06/09/2026
Domenica 06 Settembre 2026
Dal Vangelo secondo Matteo (Mt 18,15-20)
In quel tempo, Gesù disse ai suoi discepoli: «Se il tuo fratello commetterà una colpa contro di te, va’ e ammoniscilo fra te e lui solo; se ti ascolterà, avrai guadagnato il tuo fratello; se non ascolterà, prendi ancora con te una o due persone, perché ogni cosa sia risolta sulla parola di due o tre testimoni. Se poi non ascolterà costoro, dillo alla comunità; se non ascolterà neanche la comunità, sia per te come il pagano e il pubblicano. In verità io vi dico: tutto quello che legherete sulla terra sarà legato in cielo, e tutto quello che scioglierete sulla terra sarà sciolto in cielo.

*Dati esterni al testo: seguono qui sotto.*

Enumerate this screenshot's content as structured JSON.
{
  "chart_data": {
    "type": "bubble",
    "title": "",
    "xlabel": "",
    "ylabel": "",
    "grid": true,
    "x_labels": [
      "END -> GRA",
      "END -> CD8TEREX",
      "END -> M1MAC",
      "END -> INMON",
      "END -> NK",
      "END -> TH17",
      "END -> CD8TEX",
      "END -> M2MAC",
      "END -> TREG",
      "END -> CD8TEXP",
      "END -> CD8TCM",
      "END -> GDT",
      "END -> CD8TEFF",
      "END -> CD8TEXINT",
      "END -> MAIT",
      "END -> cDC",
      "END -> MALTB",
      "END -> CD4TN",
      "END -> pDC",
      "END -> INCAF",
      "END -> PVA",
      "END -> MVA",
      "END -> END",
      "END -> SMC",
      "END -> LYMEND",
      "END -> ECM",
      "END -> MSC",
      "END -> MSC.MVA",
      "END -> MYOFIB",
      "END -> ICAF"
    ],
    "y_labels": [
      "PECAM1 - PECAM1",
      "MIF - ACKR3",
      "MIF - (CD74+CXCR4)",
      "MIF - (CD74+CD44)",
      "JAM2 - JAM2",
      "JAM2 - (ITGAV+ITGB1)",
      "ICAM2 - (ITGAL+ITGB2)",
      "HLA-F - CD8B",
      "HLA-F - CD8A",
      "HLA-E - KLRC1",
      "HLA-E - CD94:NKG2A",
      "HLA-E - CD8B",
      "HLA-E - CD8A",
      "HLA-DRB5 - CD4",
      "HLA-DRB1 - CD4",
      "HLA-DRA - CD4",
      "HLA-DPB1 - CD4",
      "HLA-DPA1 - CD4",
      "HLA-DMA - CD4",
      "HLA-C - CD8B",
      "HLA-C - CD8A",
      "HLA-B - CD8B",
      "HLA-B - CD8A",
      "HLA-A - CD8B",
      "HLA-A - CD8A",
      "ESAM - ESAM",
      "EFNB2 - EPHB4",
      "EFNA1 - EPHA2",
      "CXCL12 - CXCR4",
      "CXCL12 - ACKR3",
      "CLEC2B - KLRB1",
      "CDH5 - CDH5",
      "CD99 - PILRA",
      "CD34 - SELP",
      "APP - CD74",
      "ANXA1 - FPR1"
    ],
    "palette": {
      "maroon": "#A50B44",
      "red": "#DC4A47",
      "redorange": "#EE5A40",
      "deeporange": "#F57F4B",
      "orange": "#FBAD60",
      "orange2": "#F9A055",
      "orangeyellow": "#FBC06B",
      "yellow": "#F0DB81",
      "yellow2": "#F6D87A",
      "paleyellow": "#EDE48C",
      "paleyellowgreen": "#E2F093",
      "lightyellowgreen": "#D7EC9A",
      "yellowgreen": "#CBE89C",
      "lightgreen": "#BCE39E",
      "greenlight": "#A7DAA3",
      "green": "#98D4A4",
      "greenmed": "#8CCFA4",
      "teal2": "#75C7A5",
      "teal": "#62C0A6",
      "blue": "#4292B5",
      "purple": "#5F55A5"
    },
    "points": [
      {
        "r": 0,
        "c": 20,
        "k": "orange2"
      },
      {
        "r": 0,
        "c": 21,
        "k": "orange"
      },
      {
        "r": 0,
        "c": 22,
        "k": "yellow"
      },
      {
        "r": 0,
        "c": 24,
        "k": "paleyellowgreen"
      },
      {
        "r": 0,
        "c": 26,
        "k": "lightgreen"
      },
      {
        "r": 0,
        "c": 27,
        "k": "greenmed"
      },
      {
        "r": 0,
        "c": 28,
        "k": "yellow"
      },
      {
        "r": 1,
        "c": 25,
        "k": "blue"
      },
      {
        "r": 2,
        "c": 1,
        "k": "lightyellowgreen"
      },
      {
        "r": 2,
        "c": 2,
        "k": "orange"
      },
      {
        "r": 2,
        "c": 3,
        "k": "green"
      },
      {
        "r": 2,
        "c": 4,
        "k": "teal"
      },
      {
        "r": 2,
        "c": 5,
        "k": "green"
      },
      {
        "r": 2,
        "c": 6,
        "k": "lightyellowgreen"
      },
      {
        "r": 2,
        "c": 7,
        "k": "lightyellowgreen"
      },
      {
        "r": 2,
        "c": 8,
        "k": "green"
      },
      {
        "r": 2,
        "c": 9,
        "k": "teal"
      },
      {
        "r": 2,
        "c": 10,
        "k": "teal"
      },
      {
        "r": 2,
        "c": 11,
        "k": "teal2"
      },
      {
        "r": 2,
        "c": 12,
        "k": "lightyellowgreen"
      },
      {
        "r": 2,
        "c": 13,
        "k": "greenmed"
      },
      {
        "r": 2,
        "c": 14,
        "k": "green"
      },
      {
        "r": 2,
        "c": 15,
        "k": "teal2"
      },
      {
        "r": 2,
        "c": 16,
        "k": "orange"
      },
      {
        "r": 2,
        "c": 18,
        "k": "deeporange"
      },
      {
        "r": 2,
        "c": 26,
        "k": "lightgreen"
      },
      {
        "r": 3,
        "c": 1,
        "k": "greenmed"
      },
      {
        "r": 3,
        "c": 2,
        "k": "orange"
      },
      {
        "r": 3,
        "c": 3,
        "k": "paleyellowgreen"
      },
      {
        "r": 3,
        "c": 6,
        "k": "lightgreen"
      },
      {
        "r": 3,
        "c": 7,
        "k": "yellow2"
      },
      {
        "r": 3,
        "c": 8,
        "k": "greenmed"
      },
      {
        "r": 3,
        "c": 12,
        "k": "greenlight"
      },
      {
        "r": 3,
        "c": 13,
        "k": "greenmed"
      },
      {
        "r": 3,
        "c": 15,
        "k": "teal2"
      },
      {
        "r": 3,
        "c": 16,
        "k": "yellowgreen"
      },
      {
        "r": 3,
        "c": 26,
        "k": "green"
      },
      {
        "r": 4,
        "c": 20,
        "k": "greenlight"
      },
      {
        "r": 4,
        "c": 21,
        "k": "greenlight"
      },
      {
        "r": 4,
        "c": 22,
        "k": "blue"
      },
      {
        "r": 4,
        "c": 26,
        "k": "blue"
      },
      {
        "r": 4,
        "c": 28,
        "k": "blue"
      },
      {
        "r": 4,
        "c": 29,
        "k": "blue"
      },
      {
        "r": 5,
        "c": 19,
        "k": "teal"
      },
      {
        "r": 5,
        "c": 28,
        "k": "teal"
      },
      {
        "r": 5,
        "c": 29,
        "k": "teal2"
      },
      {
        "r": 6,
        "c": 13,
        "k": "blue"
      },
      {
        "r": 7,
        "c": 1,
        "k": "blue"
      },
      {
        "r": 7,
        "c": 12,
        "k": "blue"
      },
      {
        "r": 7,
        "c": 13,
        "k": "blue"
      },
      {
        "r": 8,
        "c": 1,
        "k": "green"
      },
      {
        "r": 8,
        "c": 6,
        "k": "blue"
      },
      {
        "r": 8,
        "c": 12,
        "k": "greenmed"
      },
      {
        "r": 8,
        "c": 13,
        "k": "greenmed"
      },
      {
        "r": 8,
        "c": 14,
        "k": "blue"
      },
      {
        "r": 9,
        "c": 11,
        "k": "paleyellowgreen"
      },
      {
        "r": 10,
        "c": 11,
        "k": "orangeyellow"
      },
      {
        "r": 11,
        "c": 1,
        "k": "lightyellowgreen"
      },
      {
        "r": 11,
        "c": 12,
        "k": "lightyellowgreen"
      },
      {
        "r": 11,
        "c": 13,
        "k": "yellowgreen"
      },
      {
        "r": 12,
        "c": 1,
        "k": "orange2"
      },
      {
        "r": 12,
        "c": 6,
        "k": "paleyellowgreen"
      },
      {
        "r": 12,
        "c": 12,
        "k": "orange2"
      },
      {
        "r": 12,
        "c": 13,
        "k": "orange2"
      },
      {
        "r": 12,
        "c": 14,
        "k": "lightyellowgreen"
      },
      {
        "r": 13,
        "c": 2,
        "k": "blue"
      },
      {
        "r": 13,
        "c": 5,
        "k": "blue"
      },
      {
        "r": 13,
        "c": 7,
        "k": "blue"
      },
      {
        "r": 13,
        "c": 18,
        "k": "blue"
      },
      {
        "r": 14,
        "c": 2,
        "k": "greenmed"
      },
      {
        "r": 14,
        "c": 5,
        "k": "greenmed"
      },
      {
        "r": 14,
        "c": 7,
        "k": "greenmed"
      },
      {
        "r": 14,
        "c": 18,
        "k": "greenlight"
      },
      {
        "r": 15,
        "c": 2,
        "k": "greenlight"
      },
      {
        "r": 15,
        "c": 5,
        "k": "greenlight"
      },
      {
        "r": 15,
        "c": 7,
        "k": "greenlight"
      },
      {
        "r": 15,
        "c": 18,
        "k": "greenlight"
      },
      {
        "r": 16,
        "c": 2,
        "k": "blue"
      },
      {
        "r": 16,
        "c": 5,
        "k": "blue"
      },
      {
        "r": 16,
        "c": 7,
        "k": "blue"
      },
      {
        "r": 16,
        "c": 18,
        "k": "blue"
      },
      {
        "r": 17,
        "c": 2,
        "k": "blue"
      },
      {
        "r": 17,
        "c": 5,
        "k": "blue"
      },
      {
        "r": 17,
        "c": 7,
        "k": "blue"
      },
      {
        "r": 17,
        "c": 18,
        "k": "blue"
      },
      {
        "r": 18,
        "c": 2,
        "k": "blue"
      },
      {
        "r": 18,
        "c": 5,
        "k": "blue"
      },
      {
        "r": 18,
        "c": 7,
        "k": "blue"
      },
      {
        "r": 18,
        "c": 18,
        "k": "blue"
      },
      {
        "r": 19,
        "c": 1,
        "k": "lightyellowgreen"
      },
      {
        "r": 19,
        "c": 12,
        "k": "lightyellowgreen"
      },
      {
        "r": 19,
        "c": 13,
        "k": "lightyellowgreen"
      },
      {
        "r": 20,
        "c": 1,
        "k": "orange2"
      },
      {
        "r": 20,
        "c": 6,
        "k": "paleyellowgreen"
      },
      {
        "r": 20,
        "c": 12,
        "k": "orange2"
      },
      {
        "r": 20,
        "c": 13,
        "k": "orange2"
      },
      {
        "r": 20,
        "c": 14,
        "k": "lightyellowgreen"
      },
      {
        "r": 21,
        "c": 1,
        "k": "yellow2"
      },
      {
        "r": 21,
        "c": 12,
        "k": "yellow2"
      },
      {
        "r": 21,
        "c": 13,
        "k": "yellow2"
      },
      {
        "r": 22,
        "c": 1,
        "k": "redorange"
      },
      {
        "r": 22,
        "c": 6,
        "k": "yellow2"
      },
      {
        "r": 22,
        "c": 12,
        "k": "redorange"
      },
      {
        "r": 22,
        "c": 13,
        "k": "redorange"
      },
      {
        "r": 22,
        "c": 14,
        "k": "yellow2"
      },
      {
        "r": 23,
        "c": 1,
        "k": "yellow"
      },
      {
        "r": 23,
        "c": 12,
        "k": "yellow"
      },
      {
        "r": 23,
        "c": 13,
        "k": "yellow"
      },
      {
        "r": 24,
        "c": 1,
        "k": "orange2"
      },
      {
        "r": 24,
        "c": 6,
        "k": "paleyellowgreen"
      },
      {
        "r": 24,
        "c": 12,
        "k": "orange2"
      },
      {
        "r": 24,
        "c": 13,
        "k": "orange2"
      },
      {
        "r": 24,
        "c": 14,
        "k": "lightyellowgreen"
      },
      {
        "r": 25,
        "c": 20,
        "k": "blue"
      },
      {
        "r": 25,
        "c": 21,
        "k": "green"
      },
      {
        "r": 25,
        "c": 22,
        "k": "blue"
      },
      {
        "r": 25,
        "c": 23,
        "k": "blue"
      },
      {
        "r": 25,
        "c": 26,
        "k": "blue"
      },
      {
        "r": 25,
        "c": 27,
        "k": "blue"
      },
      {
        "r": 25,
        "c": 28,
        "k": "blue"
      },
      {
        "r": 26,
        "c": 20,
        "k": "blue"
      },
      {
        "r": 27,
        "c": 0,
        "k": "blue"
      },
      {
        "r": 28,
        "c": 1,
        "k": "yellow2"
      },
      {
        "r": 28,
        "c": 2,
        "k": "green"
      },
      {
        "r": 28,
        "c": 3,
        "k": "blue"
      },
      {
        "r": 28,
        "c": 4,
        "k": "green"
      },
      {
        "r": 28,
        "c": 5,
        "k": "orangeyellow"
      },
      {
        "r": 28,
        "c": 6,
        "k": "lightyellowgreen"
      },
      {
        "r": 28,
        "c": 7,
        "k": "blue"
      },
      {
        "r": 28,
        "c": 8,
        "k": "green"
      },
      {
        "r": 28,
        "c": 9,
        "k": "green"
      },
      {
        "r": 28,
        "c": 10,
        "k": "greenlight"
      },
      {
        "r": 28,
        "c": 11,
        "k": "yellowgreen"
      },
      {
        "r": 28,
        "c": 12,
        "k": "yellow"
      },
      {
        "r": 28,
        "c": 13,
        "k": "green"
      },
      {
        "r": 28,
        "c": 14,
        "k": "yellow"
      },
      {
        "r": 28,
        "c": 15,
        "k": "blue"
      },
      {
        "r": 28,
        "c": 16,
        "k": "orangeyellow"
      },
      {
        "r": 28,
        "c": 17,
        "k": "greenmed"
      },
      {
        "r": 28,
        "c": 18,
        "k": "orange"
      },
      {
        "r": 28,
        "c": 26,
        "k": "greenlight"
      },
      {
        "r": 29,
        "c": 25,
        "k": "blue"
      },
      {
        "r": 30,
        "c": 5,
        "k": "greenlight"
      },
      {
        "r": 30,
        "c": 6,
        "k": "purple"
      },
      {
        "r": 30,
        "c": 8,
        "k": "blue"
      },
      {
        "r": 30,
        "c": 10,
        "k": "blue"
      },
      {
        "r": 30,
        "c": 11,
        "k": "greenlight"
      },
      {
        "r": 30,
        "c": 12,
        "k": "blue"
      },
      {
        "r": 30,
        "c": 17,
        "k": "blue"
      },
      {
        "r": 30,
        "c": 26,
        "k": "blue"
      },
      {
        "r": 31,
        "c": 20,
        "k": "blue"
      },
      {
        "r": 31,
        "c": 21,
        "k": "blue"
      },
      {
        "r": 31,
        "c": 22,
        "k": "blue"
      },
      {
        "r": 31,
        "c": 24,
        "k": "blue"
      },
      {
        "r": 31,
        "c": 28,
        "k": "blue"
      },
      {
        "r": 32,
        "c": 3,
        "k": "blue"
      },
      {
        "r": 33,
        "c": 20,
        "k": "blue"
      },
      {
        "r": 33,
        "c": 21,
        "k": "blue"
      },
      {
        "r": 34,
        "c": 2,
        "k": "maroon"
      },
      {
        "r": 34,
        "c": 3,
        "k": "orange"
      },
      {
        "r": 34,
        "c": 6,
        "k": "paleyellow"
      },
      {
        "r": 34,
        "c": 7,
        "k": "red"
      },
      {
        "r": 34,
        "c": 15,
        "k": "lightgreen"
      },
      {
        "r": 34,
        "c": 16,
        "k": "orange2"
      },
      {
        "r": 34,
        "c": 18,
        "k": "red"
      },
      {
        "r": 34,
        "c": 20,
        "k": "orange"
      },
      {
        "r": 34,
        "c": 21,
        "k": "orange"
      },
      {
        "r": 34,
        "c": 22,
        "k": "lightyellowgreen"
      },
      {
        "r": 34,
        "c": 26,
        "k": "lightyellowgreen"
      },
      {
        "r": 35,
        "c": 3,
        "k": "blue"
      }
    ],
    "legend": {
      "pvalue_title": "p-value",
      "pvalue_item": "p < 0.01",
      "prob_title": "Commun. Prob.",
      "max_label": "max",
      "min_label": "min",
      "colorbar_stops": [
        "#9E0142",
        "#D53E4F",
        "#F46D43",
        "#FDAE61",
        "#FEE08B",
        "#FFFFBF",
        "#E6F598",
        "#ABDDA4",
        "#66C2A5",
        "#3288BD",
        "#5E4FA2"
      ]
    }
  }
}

In verità io vi dico ancora: se due di voi sulla terra si metteranno d’accordo per chiedere qualunque cosa, il Padre mio che è nei cieli gliela concederà. Perché dove sono due o tre riuniti nel mio nome, lì sono io in mezzo a loro».
Parola del Signore.
Il messaggio di Gesù non rende impeccabili gli uomini; però chiede loro di amarsi gli uni gli altri a prescindere dai loro difetti e dai loro errori. Una dimostrazione chiara di questo amore è il reciproco aiuto per mezzo del perdono e della correzione. La pratica della correzione fraterna è una prova di affetto e di fiducia. Come ti senti dopo che qualcuno ti perdona? Non dovrebbe sentirsi così anche chi ti sta accanto? Sant’Agostino diceva: “Dobbiamo, dunque, correggere il fratello per amore; non con il desiderio di arrecargli danno, ma con l’affettuosa intenzione di ottenere la sua correzione. Se faremo così, compiremo il precetto molto bene”. Sappiamo che la preghiera personale è indispensabile, ma il Signore assicura la sua presenza alla comunità. Quando preghiamo tutti insieme non soltanto spingiamo Dio a concederci ciò che chiediamo, ma inoltre ci viene regalata la presenza di Dio stesso tra noi, che in definitiva è il dono principale che possiamo e dobbiamo chiedere.